Due to the number of highly critical vulnerabilities in some of its products, Cisco has been the center of attention in the cybercrime world. The latest news regarding the company involves a new hacking group, JHT, which successfully hijacked a range of Cisco devices. The devices belong to organizations in Russia and Iran.
Pelo visto, the JHT hackers left a message on the hacked devices with the following text – “Do not mess with our elections”. The message also had an American flag in ASCII art style. According to the Iranian Communication and Information Technology Minister, MJ Azari Jahromi, alguns 3,500 network switches in the country were affected. The good news is that most of them have already been brought back to normal.
Was CVE-2018-0171 Used in the JHT Hacking Group Attacks?
In these latest attacks, a Cisco Smart Install Client has been targeted. Smart Install é um recurso de configuração plug-and-play e de gerenciamento de imagem que fornece implantação zero-touch para novos switches. Graças a esta configuração, um interruptor pode ser transportado e colocado na rede, sem necessidade de qualquer configuração no dispositivo, Cisco explica.
This feature which is designed to help administrators configure and deploy Cisco devices remotely, is enabled by default on Cisco IOS and Cisco IOS XE switches running on TCP port 4786.
No início, researchers thought that the CVE-2018-0171 vulnerability has been leveraged in these attacks, or the recently disclosed remote code execution bug in Cisco Smart Install Client.
A vulnerabilidade é resultado de uma validação imprópria de dados packer no Smart Client Instalar. Smart Install é um recurso de configuração plug-and-play e de gerenciamento de imagem que fornece implantação zero-touch para novos switches, Cisco explica. Graças a esta configuração, um interruptor pode ser transportado e colocado na rede, sem necessidade de qualquer configuração no dispositivo.

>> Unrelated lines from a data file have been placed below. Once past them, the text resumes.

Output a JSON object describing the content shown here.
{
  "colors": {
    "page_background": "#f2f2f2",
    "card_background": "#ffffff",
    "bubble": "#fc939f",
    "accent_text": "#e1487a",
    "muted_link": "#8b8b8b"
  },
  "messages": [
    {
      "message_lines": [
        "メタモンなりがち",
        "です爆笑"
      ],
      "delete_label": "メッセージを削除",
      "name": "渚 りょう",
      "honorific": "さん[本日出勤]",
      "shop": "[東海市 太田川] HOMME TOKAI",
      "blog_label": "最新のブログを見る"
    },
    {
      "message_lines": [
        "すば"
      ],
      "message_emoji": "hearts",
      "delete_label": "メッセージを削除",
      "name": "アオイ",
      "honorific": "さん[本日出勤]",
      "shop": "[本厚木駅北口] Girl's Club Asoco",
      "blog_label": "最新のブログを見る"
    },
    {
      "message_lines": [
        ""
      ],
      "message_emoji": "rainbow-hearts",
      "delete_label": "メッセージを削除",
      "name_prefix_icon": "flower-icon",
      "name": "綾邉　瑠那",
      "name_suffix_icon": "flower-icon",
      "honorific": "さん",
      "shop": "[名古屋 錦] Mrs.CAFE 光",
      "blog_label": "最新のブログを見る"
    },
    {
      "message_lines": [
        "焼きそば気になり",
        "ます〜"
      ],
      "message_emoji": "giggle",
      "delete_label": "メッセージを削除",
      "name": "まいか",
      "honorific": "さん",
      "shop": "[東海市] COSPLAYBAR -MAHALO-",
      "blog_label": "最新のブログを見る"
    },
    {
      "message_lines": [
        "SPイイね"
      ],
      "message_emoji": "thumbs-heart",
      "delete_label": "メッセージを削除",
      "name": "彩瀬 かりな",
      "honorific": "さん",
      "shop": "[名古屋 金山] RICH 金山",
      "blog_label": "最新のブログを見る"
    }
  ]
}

“A vulnerability in the Smart Install feature of Cisco IOS Software and Cisco IOS XE Software could allow an unauthenticated, atacante remoto para acionar uma recarga de um dispositivo afetado, resultando em uma negação de serviço (DoS) condição, or to execute arbitrary code on an affected device”, researchers recently relatado.
Cisco Smart Install Client Misused
Contudo, it turns out that the attacks involved the mere misuse of the targeted devices, not a vulnerability exploit. Cisco says that the misuse is the most possible outline because the hacked devices were reset and made unavailable. The way the attack was carried out by overwriting the device configuration exhibits the possibility of a misuse of the Smart Install protocol.
Pelo visto, this protocol can be abused to modify the TFTP server setting, exfiltrate configuration files via TFTP, modify the configuration file, replace the IOS image, and set up accounts, allowing for the execution of IOS commands, Cisco says in an consultivo.
além disso, researchers from Qihoo 360 Netlab also believe that the JHT hacking attacks were not meant to leverage a particular vulnerability but were triggered by the lack of authentication in the Smart Install protocol.
Shodan statistics reveal that over 165,000 systems are exposed running the Smart Install Client over TCP port 4786. Since the feature is enabled by default, admins should make sure to limit its access via Interface access control lists. If the feature is not needed at all, it is better that it is generally disabled via the “no vstack” configuration command.
E por fim, even though the JHT hacks didn’t involve the use of the CVE-2018-0171 bug, admins are still urged to apply the patch immediately.